Sharp eyes may have spotted a curious irony in the final credits. The RSNO’s producer was listed as Andrew Trinick, a figure more familiar to many as senior producer with the BBC SSO.
This RSNO package looked splendid in the orchestra’s clean, accommodating auditorium. A double dose of Beethoven proved a powerful musical pairing. More critically, preceding the First Symphony and Violin Concerto with brief introductory thoughts from members of the orchestra, conductor Thomas Sondergard and soloist Midori, contributed a welcoming mix of warmth, sophistication, anticipation and excitement that we’re all missing in the absence of live concert attendance.
In that context Midori was able to share some personal insight on Beethoven’s Violin Concerto, which she recently recorded with the Festival Strings Lucerne on Warner Classics. Better still, in the first of two appearances she is making in the RSNO’s 10-concert series, was a performance that cut a telling deal between cerebral detachment and instinctive poeticism.
If that gave a certain stoicism to the exposition of the key themes, it was out of such earnest intellectual pronouncements that so many luminous deliberations took flight. The sheer inward intensity of Midori’s thoughts – as in the searing potency of her opening utterances, or the incisive precision of the cadenza – was also their emotional catalyst. A work as substantial as this requires such helpful moments of relief.
In Thomas Sondergard she had a solid and empathetic collaborator. From the opening metronomic timpani motif – clear as a bell on period timps – to the throwaway frivolity of the final bars, his handling of the orchestra was as punchy as it was precise. A lengthy concerto never once outstayed its welcome.
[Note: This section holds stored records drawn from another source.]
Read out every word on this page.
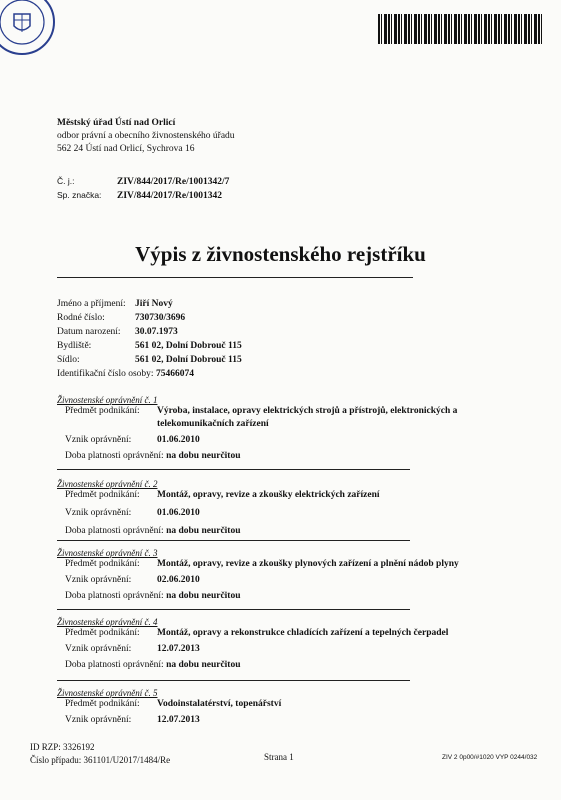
Městský úřad Ústí nad Orlicí
odbor právní a obecního živnostenského úřadu
562 24 Ústí nad Orlicí, Sychrova 16
Č. j.:	ZIV/844/2017/Re/1001342/7
Sp. značka: ZIV/844/2017/Re/1001342
Výpis z živnostenského rejstříku
Jméno a příjmení: Jiří Nový
Rodné číslo:	730730/3696
Datum narození: 30.07.1973
Bydliště:	561 02, Dolní Dobrouč 115
Sídlo:	561 02, Dolní Dobrouč 115
Identifikační číslo osoby: 75466074
Živnostenské oprávnění č. 1
Předmět podnikání: Výroba, instalace, opravy elektrických strojů a přístrojů, elektronických a telekomunikačních zařízení
Vznik oprávnění:	01.06.2010
Doba platnosti oprávnění: na dobu neurčitou
Živnostenské oprávnění č. 2
Předmět podnikání: Montáž, opravy, revize a zkoušky elektrických zařízení
Vznik oprávnění:	01.06.2010
Doba platnosti oprávnění: na dobu neurčitou
Živnostenské oprávnění č. 3
Předmět podnikání: Montáž, opravy, revize a zkoušky plynových zařízení a plnění nádob plyny
Vznik oprávnění:	02.06.2010
Doba platnosti oprávnění: na dobu neurčitou
Živnostenské oprávnění č. 4
Předmět podnikání: Montáž, opravy a rekonstrukce chladících zařízení a tepelných čerpadel
Vznik oprávnění:	12.07.2013
Doba platnosti oprávnění: na dobu neurčitou
Živnostenské oprávnění č. 5
Předmět podnikání: Vodoinstalatérství, topenářství
Vznik oprávnění:	12.07.2013
ID RZP: 3326192
Číslo případu: 361101/U2017/1484/Re	Strana 1	ZIV 2 0p00/#1020 VYP 0244/032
To the same ends, the foregoing First Symphony went like the clappers and seemed over in a flash, in particular the second movement which adhered, rightly, as much to the “con moto” in its title as the “Andante cantabile”. An alert RSNO responded with all-round virtuosity, feisty strings and piquant wind and brass breathing fire into the Haydnesque outer movements, bombastic outbursts discharging lightning strikes into the hurtling Menuetto.
And all done in the best possible taste. Whoever said we’d be fed up with Beethoven by this point in his 250th anniversary year?